Highlights of the judging:
Ivy had to defend turning toile capri pants into, uh, pants. Heidi said Jason's "creation" looked like "my hair dressing cape" (what did I say?) and told April that she wasn't sure the shredded look of her garment was "intentional" then added the dreaded "it's a hot mess". Kors said he likes deconstruction, as long as one knows the designer can also construct. Nina just dismissed the whole thing as something to be worn by "an '80's street walker".
Nina liked the mix of fabrics McKell used but dissed the styling, including the pink bag the model was carrying which, btw, was just exactly like bags that MAB and I have (different colors but exactly the same bag) which ellicit compliments EVERY time we carry them so "pft" to you, Nina.
Nicholas nearly cries.
Kors had a plethora of Korisms to describe Casanova's disaster, chief of them being "She looks like a pole dancer in Dubai". Nina called it "fascinatingly bad" (think road kill....it's horrible but you can't help looking). Selma "loved and loathed" the look. Which is a big "uh oh" because their grudging horror is pretty much a guarantee that Casanova is going to survive this round so he can be horrible yet again. And MAB still has to avert her eyes.
Sure enough, he survives, as does everyone but poor little tattooed, dreaded up McKell. Which we think is just appalling under the circumstances because she at least created something that a human being on Planet Earth would actually wear. And The Gunn agreed, telling her that he stood by his earlier statement that the dress was adorable. It's only fault, apparently, was that it didn't fit the model well. Which is still no excuse for some of the piss poor work that survived and may I also add that while we all understand the penchant for reality TV producers to find the "personalities" that will keep people returning week after week, if the best they've got this season are the likes of Mondo and Casanova, well, that will just be sad. Almost makes me miss freaking Santino.
Labels: Project Runway
5 Comments:
Nurse Jackie is one of my favorite tv shows.
That's my way of not talking about this show which I have never understood.
every time i read your PR recaps i wish i watched the show.....but i have to agree with jp....jackie is the first show/character that is close to being a real nurse....but she wears uniforms/scrubs....hardly haute couture.

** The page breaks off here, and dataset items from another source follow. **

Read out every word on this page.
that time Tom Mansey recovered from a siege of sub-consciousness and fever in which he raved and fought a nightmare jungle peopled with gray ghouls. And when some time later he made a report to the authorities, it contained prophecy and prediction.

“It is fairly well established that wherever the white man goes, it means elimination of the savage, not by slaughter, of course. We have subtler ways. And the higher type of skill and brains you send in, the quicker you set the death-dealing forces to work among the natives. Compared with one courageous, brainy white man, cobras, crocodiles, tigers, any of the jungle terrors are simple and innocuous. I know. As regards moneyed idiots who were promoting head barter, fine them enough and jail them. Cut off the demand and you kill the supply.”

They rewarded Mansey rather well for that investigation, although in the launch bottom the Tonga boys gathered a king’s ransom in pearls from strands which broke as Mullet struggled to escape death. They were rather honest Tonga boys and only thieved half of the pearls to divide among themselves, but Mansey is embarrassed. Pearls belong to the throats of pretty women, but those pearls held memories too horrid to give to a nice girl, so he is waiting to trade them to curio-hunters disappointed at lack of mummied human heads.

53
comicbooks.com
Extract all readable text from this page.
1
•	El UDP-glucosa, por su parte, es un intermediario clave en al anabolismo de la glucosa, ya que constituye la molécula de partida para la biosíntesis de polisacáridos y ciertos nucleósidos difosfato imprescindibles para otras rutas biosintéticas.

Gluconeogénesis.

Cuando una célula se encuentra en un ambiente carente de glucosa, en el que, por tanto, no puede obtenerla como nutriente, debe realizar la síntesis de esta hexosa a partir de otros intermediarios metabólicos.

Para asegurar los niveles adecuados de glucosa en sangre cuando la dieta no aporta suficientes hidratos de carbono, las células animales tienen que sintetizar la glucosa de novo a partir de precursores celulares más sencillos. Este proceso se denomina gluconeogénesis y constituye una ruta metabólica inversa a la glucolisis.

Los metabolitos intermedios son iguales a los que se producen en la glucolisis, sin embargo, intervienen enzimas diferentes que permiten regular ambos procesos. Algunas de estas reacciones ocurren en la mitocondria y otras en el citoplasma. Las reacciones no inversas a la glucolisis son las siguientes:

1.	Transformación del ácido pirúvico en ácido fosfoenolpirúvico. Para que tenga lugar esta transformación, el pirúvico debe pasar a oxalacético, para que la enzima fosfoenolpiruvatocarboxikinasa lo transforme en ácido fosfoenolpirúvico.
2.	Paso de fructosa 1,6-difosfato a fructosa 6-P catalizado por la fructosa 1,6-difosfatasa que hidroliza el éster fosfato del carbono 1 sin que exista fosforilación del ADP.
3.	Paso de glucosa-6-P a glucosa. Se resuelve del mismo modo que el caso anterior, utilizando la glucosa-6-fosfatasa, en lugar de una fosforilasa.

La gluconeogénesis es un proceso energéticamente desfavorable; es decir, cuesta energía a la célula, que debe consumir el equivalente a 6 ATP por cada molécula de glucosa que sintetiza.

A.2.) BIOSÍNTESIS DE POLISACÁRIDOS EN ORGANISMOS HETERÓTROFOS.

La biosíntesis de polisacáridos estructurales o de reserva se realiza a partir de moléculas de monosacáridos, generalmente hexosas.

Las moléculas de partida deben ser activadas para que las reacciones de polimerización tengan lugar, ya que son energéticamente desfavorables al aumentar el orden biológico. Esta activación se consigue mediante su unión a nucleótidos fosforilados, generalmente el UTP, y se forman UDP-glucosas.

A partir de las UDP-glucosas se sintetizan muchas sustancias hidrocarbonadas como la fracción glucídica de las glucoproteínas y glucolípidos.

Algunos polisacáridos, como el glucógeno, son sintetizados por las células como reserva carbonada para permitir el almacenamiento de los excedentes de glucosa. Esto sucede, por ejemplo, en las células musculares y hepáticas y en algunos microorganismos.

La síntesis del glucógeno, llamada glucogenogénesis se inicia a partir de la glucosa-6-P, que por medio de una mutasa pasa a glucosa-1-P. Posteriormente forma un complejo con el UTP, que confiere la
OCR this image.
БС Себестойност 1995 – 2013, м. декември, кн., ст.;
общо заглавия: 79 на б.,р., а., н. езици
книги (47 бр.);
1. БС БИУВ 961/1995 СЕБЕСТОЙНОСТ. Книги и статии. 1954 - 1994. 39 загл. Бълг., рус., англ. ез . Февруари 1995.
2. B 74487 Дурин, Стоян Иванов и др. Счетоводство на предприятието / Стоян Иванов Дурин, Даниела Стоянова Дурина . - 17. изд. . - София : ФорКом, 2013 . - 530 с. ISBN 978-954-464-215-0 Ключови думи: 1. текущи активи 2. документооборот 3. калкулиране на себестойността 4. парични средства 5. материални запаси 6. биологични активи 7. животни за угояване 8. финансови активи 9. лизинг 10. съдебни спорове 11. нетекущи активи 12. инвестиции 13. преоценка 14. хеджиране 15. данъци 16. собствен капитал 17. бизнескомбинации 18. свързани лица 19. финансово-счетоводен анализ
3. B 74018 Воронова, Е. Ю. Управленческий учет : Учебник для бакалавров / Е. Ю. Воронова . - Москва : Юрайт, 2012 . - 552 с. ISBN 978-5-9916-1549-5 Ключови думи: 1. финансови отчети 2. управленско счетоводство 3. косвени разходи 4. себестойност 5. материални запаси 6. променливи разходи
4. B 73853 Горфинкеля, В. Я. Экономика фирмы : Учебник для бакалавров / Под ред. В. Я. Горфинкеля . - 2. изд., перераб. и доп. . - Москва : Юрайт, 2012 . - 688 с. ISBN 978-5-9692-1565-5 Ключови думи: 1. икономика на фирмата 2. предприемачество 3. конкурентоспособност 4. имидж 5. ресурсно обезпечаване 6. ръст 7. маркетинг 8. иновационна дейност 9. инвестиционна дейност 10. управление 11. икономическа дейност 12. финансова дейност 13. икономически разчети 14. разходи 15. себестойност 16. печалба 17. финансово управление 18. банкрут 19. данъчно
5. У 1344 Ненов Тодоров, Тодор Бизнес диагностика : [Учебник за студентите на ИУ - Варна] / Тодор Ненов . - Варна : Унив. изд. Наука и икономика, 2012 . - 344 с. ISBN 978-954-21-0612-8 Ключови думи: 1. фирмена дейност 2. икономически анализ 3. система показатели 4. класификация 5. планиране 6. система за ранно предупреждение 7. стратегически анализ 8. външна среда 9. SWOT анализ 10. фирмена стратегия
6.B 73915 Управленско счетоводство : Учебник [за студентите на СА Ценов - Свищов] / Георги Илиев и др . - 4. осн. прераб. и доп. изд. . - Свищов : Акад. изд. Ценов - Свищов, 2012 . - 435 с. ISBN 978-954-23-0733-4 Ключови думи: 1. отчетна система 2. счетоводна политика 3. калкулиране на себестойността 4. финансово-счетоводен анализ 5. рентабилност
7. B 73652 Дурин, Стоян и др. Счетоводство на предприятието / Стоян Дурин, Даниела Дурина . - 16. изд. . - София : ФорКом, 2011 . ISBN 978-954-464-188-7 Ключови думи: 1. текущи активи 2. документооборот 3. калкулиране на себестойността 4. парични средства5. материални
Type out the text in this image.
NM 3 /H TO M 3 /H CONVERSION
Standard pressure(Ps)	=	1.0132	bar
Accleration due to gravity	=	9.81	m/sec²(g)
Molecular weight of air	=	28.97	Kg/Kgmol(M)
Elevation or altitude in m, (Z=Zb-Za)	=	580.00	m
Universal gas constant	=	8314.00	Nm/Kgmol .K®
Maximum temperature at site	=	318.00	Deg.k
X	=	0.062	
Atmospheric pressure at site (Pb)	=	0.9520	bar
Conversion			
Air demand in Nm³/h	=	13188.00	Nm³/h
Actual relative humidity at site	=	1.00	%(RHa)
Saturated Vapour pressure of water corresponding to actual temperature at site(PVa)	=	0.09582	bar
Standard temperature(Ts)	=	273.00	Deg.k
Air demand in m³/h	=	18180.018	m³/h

Dan said the same thing about Clinton's twin.
amazing how you two think alike. or weird.
You think YOU procrastinated? Oi. I don't see how I can ever do PR and TC. I just don't.
But I am so with you on the judging. And it seems The Gunn does too, since already he's talking about the crack-smoking judges and how off they were in this (and the second) episode.
But Casanova. I have no clue what his deal is, but if he can bring the crazy and get such great Korsisms out of the Orange One, I say let him stay!
This comment has been removed by the author.